Hi @erikschlegel, thanks! Could you please help bootstrap agic first and then configure the key-vault ssl-certificate to appgw to use the new annotation? I am guessing if the issue is caused by the reconciler.

[erikschlegel]

Hi @erikschlegel, thanks! Could you please help bootstrap agic first and then configure the key-vault ssl-certificate to appgw to use the new annotation? I am guessing if the issue is caused by the reconciler.

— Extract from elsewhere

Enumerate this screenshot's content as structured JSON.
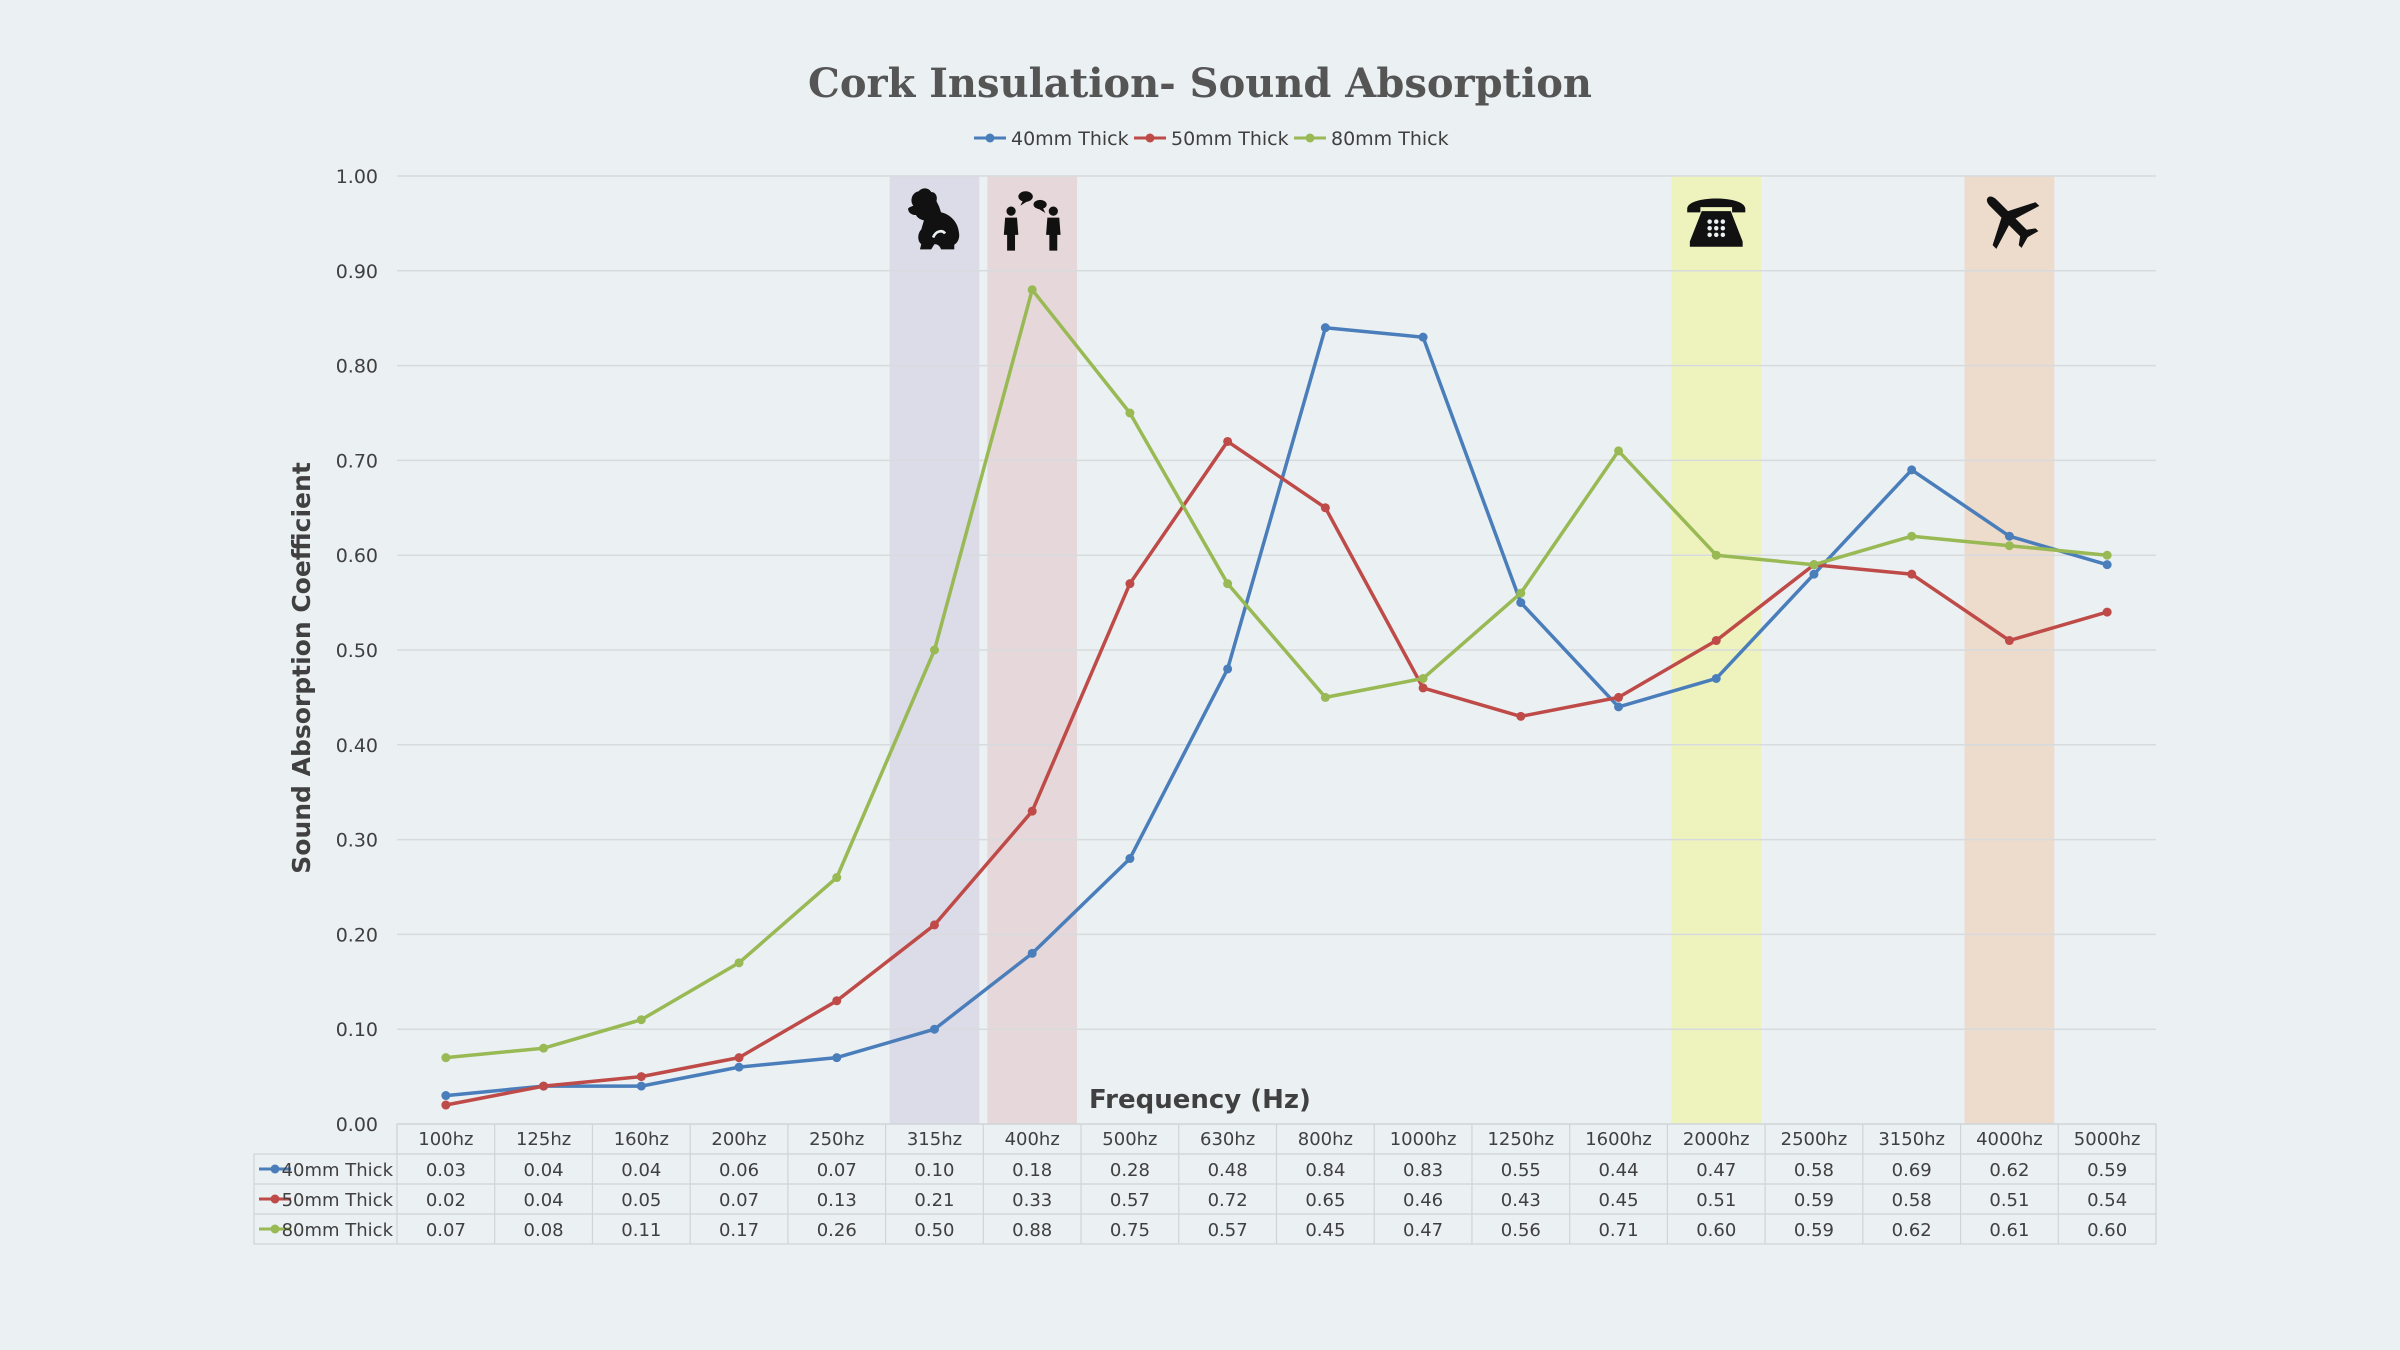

I ran into issues as my Terraform deployment(which generates the KV SSL cert) overwrites the K8-specific app-gw routes.

[3quanfeng]

Hi @erikschlegel , btw, make sure you use "--version 1.2.0-rc1" when installing with the helm, helm install by default installs only the latest release version, e.g. helm install -f helm-config.yaml application-gateway-kubernetes-ingress/ingress-azure --version 1.2.0-rc1 --generate-name

[erikschlegel]

Thanks for the feedback. Confirmed this issue is resolved when pointing my helm version to 1.2.0-rc1 thanks for the help @3quanfeng

[sudhakar890]

I'm using AGIC version 1.2.0-rc3 and application gateway ssl certificates are getting removed by AGIC.

[akshaysngupta]

@sudhakar It could be that you have two AGIC deployments in your cluster targeting the same Application Gateway. Can you check if that's that case ? You can use helm list to see your current deployments.